Salut ! C’est encore moi. Je me permets de commencer par une référence culturelle si rebattue et paresseuse qu’elle nécessitera d’abord un paragraphe entier explicitement pour admettre ce détail-ci et pour l’exposer immédiatement à une dose bien calculée de l’impitoyable dédain, ainsi blanchissant toute sa platitude et me soustrayant sans égratignure d’un embarras stylistique qui paraissait presque inévitable. Comme tu vois, je ne me soucie pas du tout du fait que ceci soit un télégramme, donc, il faudrait être succinct, bref et précis. Il faudrait. Mais je m’en fiche.
Car c’est un télégramme dans un format que j’ai défini, sur le papier en-tête que j’ai inventé moi-même, et composée selon les règles que j’ai moi-même établies. C’est un télégramme que, initialement, je ne voulais pas écrire, mais mon ami a insisté, il m’a poussé, m’a persuadé de le faire et maintenant, il me regarde, assis devant moi comme ça au comptoir dans ce petit bureau de poste où il sent la cire à cacheter et le papier kraft et où nous sommes allés juste avant la fermeture pour que je puisse faire ce que je ne voulais pas faire — c’était censé être une joke, enfin — il me regarde longuement, et je vois dans ses yeux le doute, le regret et l’horreur s’enchaîner à mesure qu’il aperçoit le texte déborder la feuille et ma main continuer sur la table en visant de bientôt passer au plancher. Mais je pense que j’ai quand même raison, parce que c’est en écrivant ce télégramme que j’ai découvert qu’il s’agissait d’un télégramme bien spécial.
… c’est un télégramme qui me contient, qui te contient, qui nous contient.
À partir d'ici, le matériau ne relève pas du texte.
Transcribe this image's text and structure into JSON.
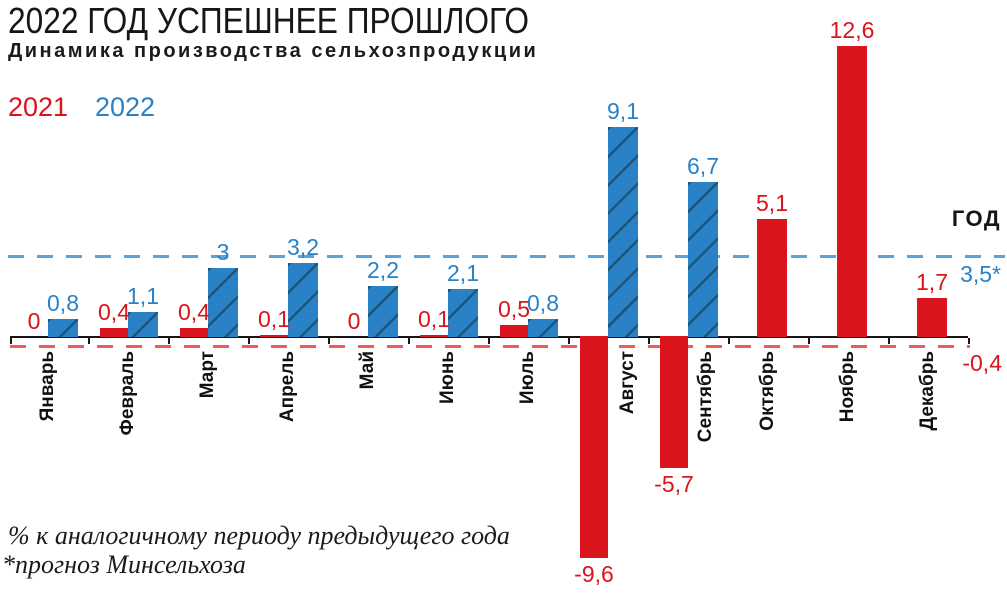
{
  "header": {
    "title": "2022 ГОД УСПЕШНЕЕ ПРОШЛОГО",
    "subtitle": "Динамика производства сельхозпродукции"
  },
  "legend": {
    "year_2021": "2021",
    "year_2022": "2022"
  },
  "colors": {
    "red": "#d9141c",
    "blue": "#2a81c5",
    "blue_hatch": "#1a577f",
    "red_dash": "#ef5a5f",
    "blue_dash": "#5aa2d8",
    "axis": "#161616"
  },
  "chart_data": {
    "type": "bar",
    "title": "2022 ГОД УСПЕШНЕЕ ПРОШЛОГО",
    "subtitle": "Динамика производства сельхозпродукции",
    "unit": "% к аналогичному периоду предыдущего года",
    "categories": [
      "Январь",
      "Февраль",
      "Март",
      "Апрель",
      "Май",
      "Июнь",
      "Июль",
      "Август",
      "Сентябрь",
      "Октябрь",
      "Ноябрь",
      "Декабрь"
    ],
    "series": [
      {
        "name": "2021",
        "color": "#d9141c",
        "values": [
          0,
          0.4,
          0.4,
          0.1,
          0,
          0.1,
          0.5,
          -9.6,
          -5.7,
          5.1,
          12.6,
          1.7
        ]
      },
      {
        "name": "2022",
        "color": "#2a81c5",
        "hatched": true,
        "values": [
          0.8,
          1.1,
          3,
          3.2,
          2.2,
          2.1,
          0.8,
          9.1,
          6.7,
          null,
          null,
          null
        ]
      }
    ],
    "ylim": [
      -10,
      13
    ],
    "grid": false,
    "legend_position": "top-left",
    "year_column_label": "ГОД",
    "reference_lines": [
      {
        "series": "2022",
        "value": 3.5,
        "label": "3,5*",
        "style": "dashed",
        "color": "#5aa2d8",
        "note": "прогноз"
      },
      {
        "series": "2021",
        "value": -0.4,
        "label": "-0,4",
        "style": "dashed",
        "color": "#ef5a5f"
      }
    ]
  },
  "annotations": {
    "year_label": "ГОД",
    "total_2022": "3,5*",
    "total_2021": "-0,4"
  },
  "footnotes": {
    "line1": "% к аналогичному периоду предыдущего года",
    "line2": "*прогноз Минсельхоза"
  }
}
C’est un télégramme qui dit, dans la langue dont le présent, le passé et le futur tous entiers eux-mêmes sont les mots, qui dit je t’aime, qui dit je t’aimerai toujours, un télégramme qui existe, comme l’univers, qui existait, même quand elle n’a pas encore été écrite, dans la forme d’une singularité primordiale d’où tous ses mots sont sortis, un télégramme qui existera toujours, même si on perdra le texte, on oubliera à lire, on asséchera les fleuves, on dynamitera les barrages, on arrêtera de produire d’électricité pour soutenir les serveurs de Google et d’Apple, même si on finira par se réfugier sous la terre après s’être effacé avec des missiles nucléaires de sa surface.
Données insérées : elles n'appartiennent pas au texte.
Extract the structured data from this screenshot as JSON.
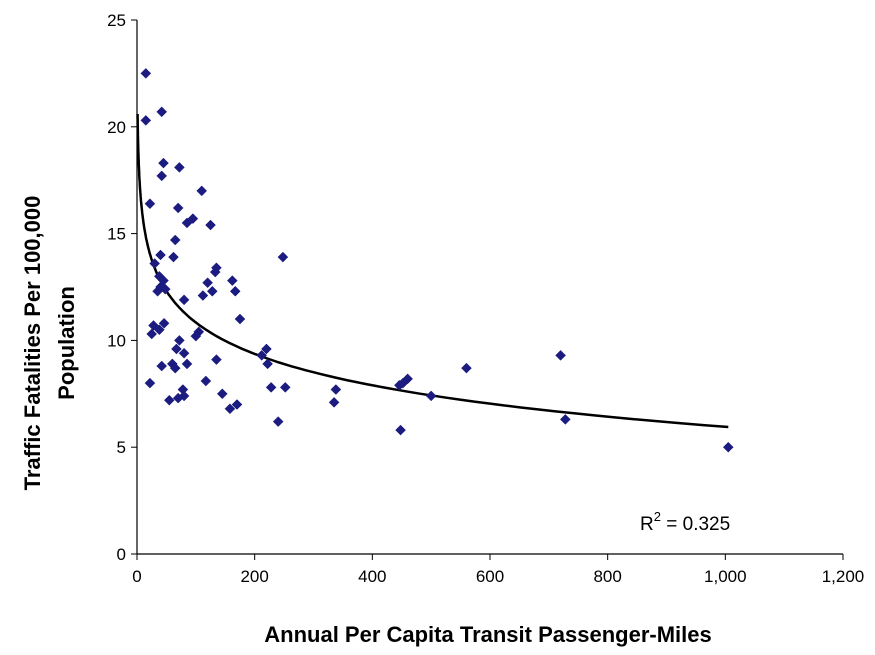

C’est un télégramme qui arrive plus vite qu’un télégramme, plus vite que les lèvres tremblantes sur le visage rougeaud de gêne de l’expéditeur la dictent d’une manière la plus monotone et indifférente possible, plus vite que les yeux d’une opératrice, ronds et calmes sur le visage joli et sainement rosâtre, comme si tiré d’un film d’animation, la relisent d’une manière la plus distanciée et neutre possible, plus vite que ses caractères apparaissent sur la bande en papier qui courbe, qui forme des boucles, qui ne suffit pas, elle est plus vite que les mains d’un facteur qui l’apporte — ou, plutôt, un facteur qu’elle apporte, empêtré dans son contenu et y battant comme un poisson dans le filet — c’est un télégramme qui surpasse la vitesse de la lumière tout en respectant la théorie de la relativité générale, car elle se lit et s’écrit au même instant, par la même conscience représentée par ses deux agents, égarés dans les espaces et dans les temps d’une manière totalement égalitaire et intriqués d’une manière absolument désespérée.
Ceci est une lettre d’amour d’un gars longiligne et étique, qui est allongé dans son lit un beau matin d’automne, quand les cieux sont bleu foncé comme les eaux des Grands Lacs, avec de grands épais nuages dorés comme les gâteaux faits-maison à la recette secrète de la grand-mère, un matin d’automne quand l’air est fraîche, mais pas froid, transparent et immobile, mais comme si doté d’une puissance d’emporter tous les objets et les personnes qu’il contient, comme les vagues sereines de la mer. Ceci est une lettre d’amour de ce gars à une fille qui vit dans un autre coin de l’univers, qui se réveille par un autre matin d’une autre automne, avec d’autres couleurs et d’autres températures, qui laisse ses jambes, très minces et très pâles, pendre du lit et qui attarde une seconde, puis une autre, puis une autre encore, en écoutant les bruits dans la pièce adjointe, et, même si l’on est incliné en faveur d’une de deux hypothèses, il est sacrément difficile à dire en l’observant de l’extérieur, si elle tente, avec un effort doux et un espoir caché d’échec, de distinguer les pleurs de son bébé ou si, plutôt, elle essaie désespérément d’attraper les dernières vagues de ce qui constitue le tissu du monde, lui apportant, comme des épaves sur les plages vides du réel, les fragments d’un discours amoureux.